Reading Guide. Now that the Pandavas' exile is over, war with the Kauravas seems inevitable, especially after the terrible vows of vengeance sworn by the Pandava brothers. Krishna nevertheless attempts to avoid war and make peace between the factions, as you will see in this episode.
Source. Indian Myth and Legend by Donald A. Mackenzie (1913). [700 words]
To the marriage of Abhimanyu, son of Arjuna and Subhadra, came many great rajahs. Krishna came with his brother Balarama, and the Rajah Drupada came with his son Dhrishtadyumna.
Now the Rajah of Virata resolved to aid Yudhishthira in obtaining back his kingdom from the Kauravas, who protested that their kinsmen had been discovered before yet the complete term of exile was ended.

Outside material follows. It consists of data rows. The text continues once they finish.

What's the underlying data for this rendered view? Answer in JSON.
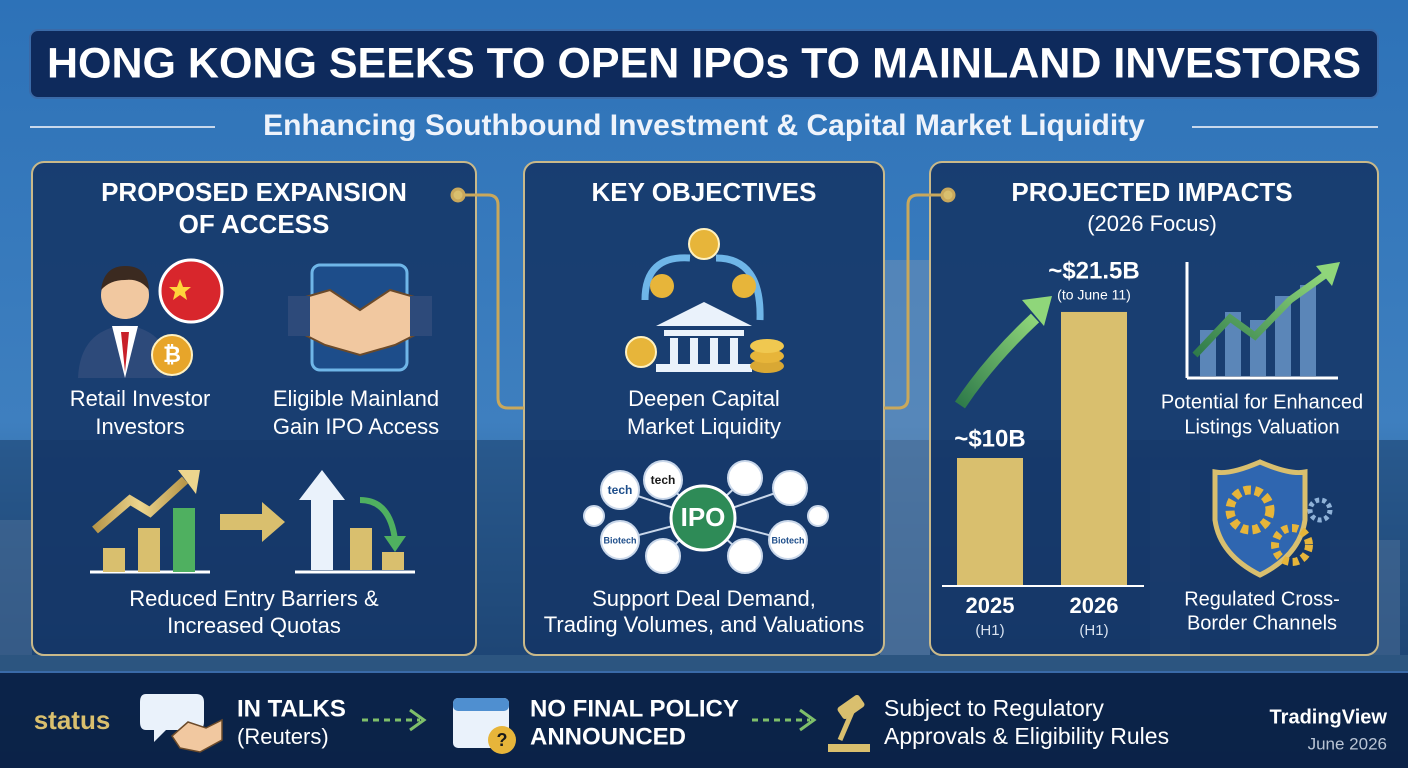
{
  "header": {
    "title": "HONG KONG SEEKS TO OPEN IPOs TO MAINLAND INVESTORS",
    "subtitle": "Enhancing Southbound Investment & Capital Market Liquidity"
  },
  "access": {
    "title_lines": [
      "PROPOSED EXPANSION",
      "OF ACCESS"
    ],
    "items": [
      [
        "Retail Investor",
        "Investors"
      ],
      [
        "Eligible Mainland",
        "Gain IPO Access"
      ],
      [
        "Reduced Entry Barriers &",
        "Increased Quotas"
      ]
    ]
  },
  "objectives": {
    "title": "KEY OBJECTIVES",
    "items": [
      [
        "Deepen Capital",
        "Market Liquidity"
      ],
      [
        "Support Deal Demand,",
        "Trading Volumes, and Valuations"
      ]
    ],
    "hub_label": "IPO",
    "bubble_labels": [
      "tech",
      "tech",
      "Biotech",
      "Biotech"
    ]
  },
  "impacts": {
    "title": "PROJECTED IMPACTS",
    "subtitle": "(2026 Focus)",
    "items": [
      [
        "Potential for Enhanced",
        "Listings Valuation"
      ],
      [
        "Regulated Cross-",
        "Border Channels"
      ]
    ]
  },
  "chart_data": {
    "type": "bar",
    "categories": [
      "2025",
      "2026"
    ],
    "period_labels": [
      "(H1)",
      "(H1)"
    ],
    "values": [
      10,
      21.5
    ],
    "value_labels": [
      "~$10B",
      "~$21.5B"
    ],
    "value_notes": [
      null,
      "(to June 11)"
    ],
    "color": "#d9bf6e"
  },
  "status": {
    "label": "status",
    "steps": [
      [
        "IN TALKS",
        "(Reuters)"
      ],
      [
        "NO FINAL POLICY",
        "ANNOUNCED"
      ],
      [
        "Subject to Regulatory",
        "Approvals & Eligibility Rules"
      ]
    ],
    "brand": "TradingView",
    "date": "June 2026"
  }
}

Shakuni, the cunning gambler, and the vengeful Karna supported the proud and evil-hearted Duryodhana in refusing to make peace with the Pandava brethren, despite the warnings of the sages who sat around the Maharajah Dhritarashtra.
Before the wedding guests departed from Virata, after merrymaking and song and dance, the elders and princes and chieftains assembled in the council chamber. Drupada was there with his son, and Krishna with his brother Balarama and Satyaki his kinsman, and all the Pandava brethren were there also, and many others both valiant and powerful. Bright and numerous as the stars were the gems that glittered on the robes of the mighty warriors. For a time they spake kindly greetings one to another, and jested and made merry.
Krishna sat pondering in silence, and at length he arose and spake, saying, "O rajahs and princes, may your fame endure for ever! Thou knowest well that Yudhishthira was deprived of his kingdom by the evil trickster Shakuni. He hath endured twelve years of exile, and hath served, like his brethren, as a humble menial for a further year in the palace of the Rajah of Virata. After long suffering Yudhishthira desires peace; his heart is without anger, although he hath endured great shame. The heart of Duryodhana, however, still burns with hate and jealous wrath; still, as in his youth, he desires to work evil by deceit against the Pandava brethren. Now, consider well, O ye monarchs, what Yudhishthira should do. Should he call many chieftains to his aid and wage war to punish his ancient foes? Or should he send friendly messengers to Duryodhana, asking him to restore the kingdom which he still continues to possess?"
Balarama then spoke and said, "Ye pious rajahs! Ye have heard the words of my brother, who loveth Yudhishthira. It is true, indeed, that the Kauravas have wronged the Pandavas. Yet I would counsel peace, so that this matter may be arranged between kinsmen. Yudhishthira hath brought his sufferings upon his own head. He was unwise to play with cunning Shakuni, and also to continue playing, despite the warnings of the elders and his friends. He hath suffered for his folly. Now let a messenger be sent to Duryodhana, entreating him to restore the throne unto Yudhishthira. I do not advise war. What hath been gambled away cannot be restored in battle."
Next arose Satyaki, the kinsman of Krishna. He said, "Yudhishthira hath fulfilled his obligation; his exile is past, and he is entitled to his kingdom. Why, therefore, should he beg for that which is his own? A kshatriya begs of no man; what is refused him he seizeth in battle at all times."
Drupada, Rajah of Panchala, then arose and said, "Ye monarchs, I fear that Satyaki hath spoken truly. Duryodhana will never yield up what he now possesseth, nor doth he desire peace. If we should send to him an ambassador who will speak mild words, he will think that we are weak, and become more boastful and arrogant than heretofore. My advice is that we should gather together a great army without delay. If Duryodhana is willing to give up the kingdom of Yudhishthira, there will be peace; if he scorns our friendship, he will find us ready for war."
Krishna again addressed the assembly and said, "Drupada hath spoken wisely. You all know that the Pandavas and Kauravas are my kinsmen; know also that they are equally dear unto me. I will now go hence. When ye send out messengers of war, let them enter my kingdom last of all."